Another approximately 19 or 20 people have also been hired, and the company is continuing to recruit, both for that office and for another it is opening in Panama.
The Dubai operation is being set up as a separate trading entity of the European company, but will do business under the Fund Advisers name, according to David Cooper, one of the directors.
It has acquired an existing advisory licence in Dubai, and is currently awaiting regulatory approval, Cooper said. The company has leased offices in the Ubora Towers complex of Dubai’s Business Bay district.
It is understood that Lodge has been with the firm for several weeks, and since then has been active in the recruitment and training process.
Also hired, as general manager of the new Dubai office, is Danielle Suchley, another ex-deVere employee. Suchley had been deVere’s Dubai-based area manager of client services.
‘Well known’
Lodge is well known in the offshore advisory industry.
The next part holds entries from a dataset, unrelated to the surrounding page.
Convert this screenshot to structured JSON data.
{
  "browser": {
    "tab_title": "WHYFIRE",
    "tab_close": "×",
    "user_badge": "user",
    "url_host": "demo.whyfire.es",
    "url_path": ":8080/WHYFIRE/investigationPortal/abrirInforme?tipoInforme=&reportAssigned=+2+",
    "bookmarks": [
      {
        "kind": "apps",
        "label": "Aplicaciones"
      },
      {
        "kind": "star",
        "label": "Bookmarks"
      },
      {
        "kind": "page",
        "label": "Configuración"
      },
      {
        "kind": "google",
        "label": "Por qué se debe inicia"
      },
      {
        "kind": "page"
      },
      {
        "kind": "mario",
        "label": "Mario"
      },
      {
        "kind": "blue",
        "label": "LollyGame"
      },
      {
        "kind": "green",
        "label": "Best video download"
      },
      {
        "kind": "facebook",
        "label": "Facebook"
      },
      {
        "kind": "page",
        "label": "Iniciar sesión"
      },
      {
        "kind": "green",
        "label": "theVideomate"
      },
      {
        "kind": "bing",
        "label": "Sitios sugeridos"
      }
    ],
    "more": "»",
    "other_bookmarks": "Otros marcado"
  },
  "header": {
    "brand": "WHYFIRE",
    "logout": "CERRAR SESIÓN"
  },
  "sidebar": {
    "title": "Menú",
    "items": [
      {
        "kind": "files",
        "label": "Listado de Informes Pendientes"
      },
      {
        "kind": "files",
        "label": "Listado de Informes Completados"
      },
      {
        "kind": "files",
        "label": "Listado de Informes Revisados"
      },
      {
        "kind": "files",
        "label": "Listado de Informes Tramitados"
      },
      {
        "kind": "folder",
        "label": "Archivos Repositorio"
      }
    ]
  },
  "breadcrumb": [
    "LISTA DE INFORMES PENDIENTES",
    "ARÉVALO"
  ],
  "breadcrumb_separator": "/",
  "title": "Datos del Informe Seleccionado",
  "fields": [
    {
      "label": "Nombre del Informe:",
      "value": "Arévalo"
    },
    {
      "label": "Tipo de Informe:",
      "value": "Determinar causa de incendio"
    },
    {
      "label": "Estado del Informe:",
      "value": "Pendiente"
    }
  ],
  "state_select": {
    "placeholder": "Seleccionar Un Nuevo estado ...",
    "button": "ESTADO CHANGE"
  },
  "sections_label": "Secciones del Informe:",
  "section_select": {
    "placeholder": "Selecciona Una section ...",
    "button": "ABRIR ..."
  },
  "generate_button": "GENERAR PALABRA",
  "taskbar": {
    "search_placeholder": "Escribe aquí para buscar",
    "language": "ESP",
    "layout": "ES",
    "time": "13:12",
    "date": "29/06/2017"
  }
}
He resigned as head of deVere’s Middle East operation last February, for what were described at the time as unspecified health problems.
Both Cooper and Paul Evans, the firm's other director, stressed that Fund Advisers was not recruiting a disproportionate number of former employees of deVere, which claims to be the world's largest international advisory company, and which has a particularly large presence in Dubai.
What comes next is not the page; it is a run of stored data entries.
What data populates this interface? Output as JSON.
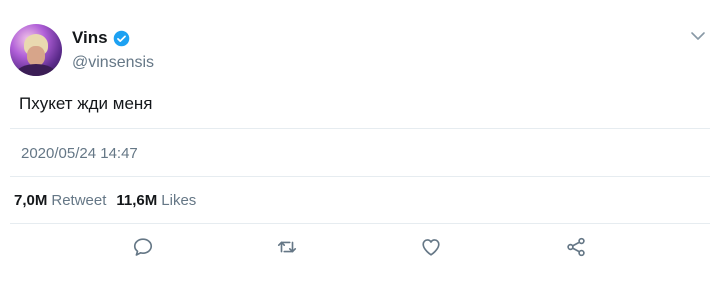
{
  "user": {
    "display_name": "Vins",
    "handle": "@vinsensis",
    "verified": true
  },
  "tweet": {
    "text": "Пхукет жди меня",
    "timestamp": "2020/05/24 14:47"
  },
  "stats": {
    "retweets_count": "7,0M",
    "retweets_label": "Retweet",
    "likes_count": "11,6M",
    "likes_label": "Likes"
  },
  "actions": [
    "reply-icon",
    "retweet-icon",
    "like-icon",
    "share-icon"
  ],
  "colors": {
    "verified": "#1da1f2",
    "secondary_text": "#657786",
    "icon": "#657786",
    "divider": "#e6ecf0"
  }
}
Of the roughly twenty people who have thus far been hired for the Dubai office, Cooper said, “only three or four” had been with deVere.
Evans added: “If people approach us, then of course we are going to talk to them. But what we don’t want to do is get into a big ole’ bun-fight with any other companies.”
‘Looking to go big’
Evans said he and Cooper have ambitious expansion plans for Fund Advisers that involve starting in the Gulf, and ultimately would see the business expanding into such other regional markets as South America, Africa and Russia.
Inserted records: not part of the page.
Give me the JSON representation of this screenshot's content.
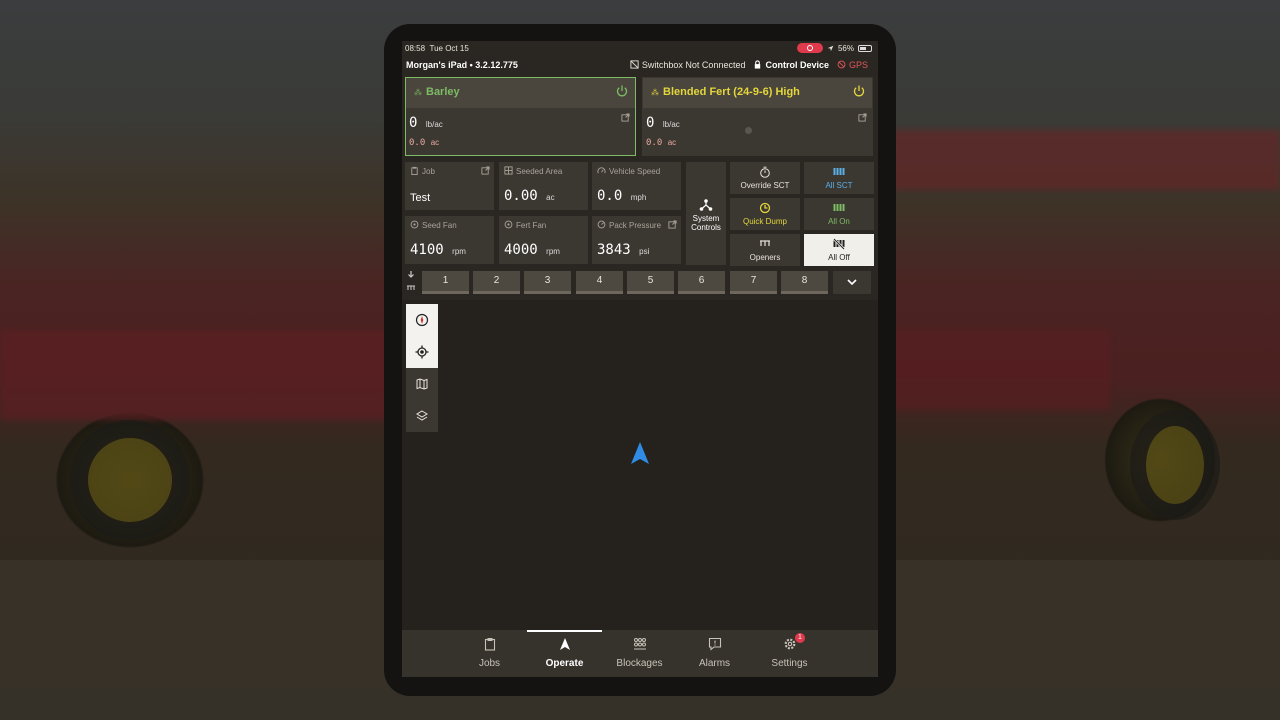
{
  "status": {
    "time": "08:58",
    "date": "Tue Oct 15",
    "battery": "56%"
  },
  "device": {
    "name": "Morgan's iPad • 3.2.12.775",
    "switchbox": "Switchbox Not Connected",
    "control": "Control Device",
    "gps": "GPS"
  },
  "products": [
    {
      "name": "Barley",
      "rate": "0",
      "rate_unit": "lb/ac",
      "area": "0.0",
      "area_unit": "ac",
      "color": "#7dbb64"
    },
    {
      "name": "Blended Fert (24-9-6) High",
      "rate": "0",
      "rate_unit": "lb/ac",
      "area": "0.0",
      "area_unit": "ac",
      "color": "#e3d73c"
    }
  ],
  "metrics": {
    "job": {
      "label": "Job",
      "value": "Test"
    },
    "seeded_area": {
      "label": "Seeded Area",
      "value": "0.00",
      "unit": "ac"
    },
    "vehicle_speed": {
      "label": "Vehicle Speed",
      "value": "0.0",
      "unit": "mph"
    },
    "seed_fan": {
      "label": "Seed Fan",
      "value": "4100",
      "unit": "rpm"
    },
    "fert_fan": {
      "label": "Fert Fan",
      "value": "4000",
      "unit": "rpm"
    },
    "pack_pressure": {
      "label": "Pack Pressure",
      "value": "3843",
      "unit": "psi"
    }
  },
  "system_controls": "System Controls",
  "controls": {
    "override_sct": "Override SCT",
    "all_sct": "All SCT",
    "quick_dump": "Quick Dump",
    "all_on": "All On",
    "openers": "Openers",
    "all_off": "All Off"
  },
  "sections": [
    "1",
    "2",
    "3",
    "4",
    "5",
    "6",
    "7",
    "8"
  ],
  "nav": {
    "jobs": "Jobs",
    "operate": "Operate",
    "blockages": "Blockages",
    "alarms": "Alarms",
    "settings": "Settings",
    "settings_badge": "1"
  },
  "colors": {
    "accent_green": "#7dbb64",
    "accent_yellow": "#e3d73c",
    "accent_blue": "#5bb0e8",
    "alert_red": "#e03a4c",
    "nav_arrow": "#2f8be6"
  }
}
He acknowledged that like a number of other expatriate-focussed advisory firms, Fund Advisers is keen to take advantage of the shrinkage of the UK’s financial advisory industry being brought about by the stringent Retail Distribution Review regulations, which took effect in January, and which is widely believed to be inspiring many highly-qualified British advisers to consider taking their expertise abroad.
“We are not looking to become a two-adviser, five-adviser type of operation – we are looking to go big,” he said.
“And we are reasonably confident that within a short space of time, we will catch up and overtake some of our bigger competitors.”
…and Cairo makes five
In a separate development, Fund Advisers has added an office in Cairo, by taking on an Egyptian adviser there, who had been working for an undisclosed firm which is understood to have decided to pull out of the market due to the ongoing political instability there.
This brings Fund Adviser’s total number of offices, including Dubai, to five: In addition to Luxembourg, it also has a presence in Brussels and Geneva.
Fund Advisers was originally founded in 2003, not as a financial advisory firm, but to advise people on how to establish an investment fund. That changed around 2007, after Cooper came on board, and was later joined by Evans, and its original partners were bought out and left the business.
One of the company’s main selling points is that it operates its own client portfolio management service, out of its Geneva office, where it looks after the savings of around 90% of its clients, according to Evans.